We can try this in a listener:

?- getp(surfing, P).
P = 0.453 
We can also change the probability of the bonus, to see how that affects the probability of surfing.

?- retract(p(bonus,_)).

?- assert(p(bonus,0.3)).

?- getp(surfing, P).
P = 0.4035 

That let's us see top down affects. What about rippling Bayes theorem back up to see what the fact that someone went surfing means for the probability they had a bonus? That's harder and requires propagating beliefs through the network. But its not too hard for graphs without loops, and there is a relatively straightforward algorithm for doing it that was originally published by Judea Pearl in 1988 in a book called Probabilistic Reasoning in Intelligent Systems, published by Morgan Kaufman.

There is a concise explanation of the algorithm in Facundo Bromberg's final project report, which describes a Java implementation of the algorithm. The Temple University tutorial points to a Prolog program which does the same. The Prolog code is relatively obtuse unless you have the paper version of the algorithm to study as well.

Work in AI is all about knowledge representation and reasoning engines. Those two aspects are clear in this little example. The p and cp facts used above are a knowledge representation language for a probability network. The getp rules are a reasoning engine that uses that knowledge representation.

Links

The Best of AI Expert

The June 1994 issue had three excellent articles on neural networks.

Object-Oriented Neural Networks [Jun 1994] - Ivo Vondrak provides a clean object-oriented design for implementing your own neural network application.

Tuning Neural Networks with Genetic Algorithms [Jun 1994] - Kurzweil has suggested the way to build an artificial brain is to have neural networks tuned with genetic algorithms, and some of the leading edge game-playing software is using the same approach. Dan Murray provides details of the approach in this article.

Activating Neural Networks: Part I [Jun 1994] - Anthony Kempka looks into the details of activation functions, the little equations that decide when a neuron fires.
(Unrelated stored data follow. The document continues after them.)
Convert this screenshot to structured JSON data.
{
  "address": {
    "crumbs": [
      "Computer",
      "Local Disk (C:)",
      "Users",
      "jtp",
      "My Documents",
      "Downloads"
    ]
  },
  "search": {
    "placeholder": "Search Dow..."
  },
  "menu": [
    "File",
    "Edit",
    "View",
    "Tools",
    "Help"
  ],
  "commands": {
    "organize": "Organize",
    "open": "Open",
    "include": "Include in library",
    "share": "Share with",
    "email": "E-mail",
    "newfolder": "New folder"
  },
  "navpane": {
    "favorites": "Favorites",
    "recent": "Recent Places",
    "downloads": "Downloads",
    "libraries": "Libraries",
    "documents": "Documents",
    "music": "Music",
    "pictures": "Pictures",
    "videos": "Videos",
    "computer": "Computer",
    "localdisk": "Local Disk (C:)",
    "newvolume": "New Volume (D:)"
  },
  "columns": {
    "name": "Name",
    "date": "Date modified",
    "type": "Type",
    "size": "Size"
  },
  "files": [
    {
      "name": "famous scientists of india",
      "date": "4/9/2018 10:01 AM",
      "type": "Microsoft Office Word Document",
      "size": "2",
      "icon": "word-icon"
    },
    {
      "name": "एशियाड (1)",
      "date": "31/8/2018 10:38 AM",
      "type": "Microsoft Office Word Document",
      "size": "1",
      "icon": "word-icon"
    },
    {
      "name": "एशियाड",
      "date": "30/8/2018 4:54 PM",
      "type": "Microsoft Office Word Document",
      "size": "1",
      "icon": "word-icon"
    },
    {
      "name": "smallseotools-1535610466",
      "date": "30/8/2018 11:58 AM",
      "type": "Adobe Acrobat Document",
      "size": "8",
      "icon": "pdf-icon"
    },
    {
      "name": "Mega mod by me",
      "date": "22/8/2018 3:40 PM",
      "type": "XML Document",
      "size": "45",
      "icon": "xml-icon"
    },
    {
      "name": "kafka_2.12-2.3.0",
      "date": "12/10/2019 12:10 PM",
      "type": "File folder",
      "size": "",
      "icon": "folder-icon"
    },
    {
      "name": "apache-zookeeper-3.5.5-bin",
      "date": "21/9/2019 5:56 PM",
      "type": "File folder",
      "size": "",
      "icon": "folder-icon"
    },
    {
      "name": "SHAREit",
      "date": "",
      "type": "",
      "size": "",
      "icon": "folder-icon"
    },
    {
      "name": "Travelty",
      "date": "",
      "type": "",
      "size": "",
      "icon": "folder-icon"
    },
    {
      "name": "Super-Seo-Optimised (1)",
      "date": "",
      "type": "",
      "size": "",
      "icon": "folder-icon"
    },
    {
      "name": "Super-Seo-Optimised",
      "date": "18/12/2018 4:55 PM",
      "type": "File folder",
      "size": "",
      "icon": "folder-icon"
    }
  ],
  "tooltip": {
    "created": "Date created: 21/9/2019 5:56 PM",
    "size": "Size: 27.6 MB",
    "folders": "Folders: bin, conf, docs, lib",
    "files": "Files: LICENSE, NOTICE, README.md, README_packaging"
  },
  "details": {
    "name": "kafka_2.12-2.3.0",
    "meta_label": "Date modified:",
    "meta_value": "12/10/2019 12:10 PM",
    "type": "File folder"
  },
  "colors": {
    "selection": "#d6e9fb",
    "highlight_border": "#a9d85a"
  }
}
He discusses a variety of functions and their impact on the behavior of a neural net, but also points out that the use of backpropagation for learning severely restricts the types of functions that can be used.

AI in Medicine

This is a chapter from Enrico Coiera's book, "Medical Informatics, The Internet and Telemedicine". It provides a good introduction to the topic of AI in medicine.

Elsevier, which published a number of learned journals, has one called Artificial Intelligence in Medicine. This is its home page.

Quantum Computing

http://tph.tuwien.ac.at/~oemer/qcl.html Bernhard Γ–mer is working on Quantum Computer Language (QCL) which is aimed at overcoming some of the notational and usability issues that have confused those, including this editor, attempting to wrap their brains around programming with bits that are 0 and 1 at the same time. He has software that can be downloaded and used, although I suspect it just simulates the quantum computer, so it can be run on Newtonian machines.

Bayesian Belief Networks

http://www.dcs.qmul.ac.uk/~norman/SERENE_Help/start.htm - Norman Fenton has included an excellent, not too technical, tutorial on probability and Bayesian belief networks (BBNs) in the documentation on SERENE, which is a safety and risk evaluation system that uses a BBN. There is a fascinating section on the difficulties people have in grasping realistic probabilities. The tutorial includes a good section on other resources for BBN information.

Temple University has a number of interesting lectures available online. This is one on Bayesian belief networks and includes working Prolog source code for belief propagation in networks where there is only one path between nodes.

Facundo Bromberg's AI Final Project Report has a clear, concise summary of the algorithm for belief propagation in networks without loops, or directed acyclic graphs (DAGs), which was originally published in Judea Pearl's 1988 book, Probabilistic Reasoning in Intelligent Systems, published by Morgan Kauffman.

http://www.auai.org/ - Home page for Association for Uncertainty in Artificial Intelligence, lots of good links and pointers.

Kevin Murphy has written an excellent in depth look at belief networks that doesn't shy away from equations and the difficult issues. It also has numerous links to other resources on BBNs.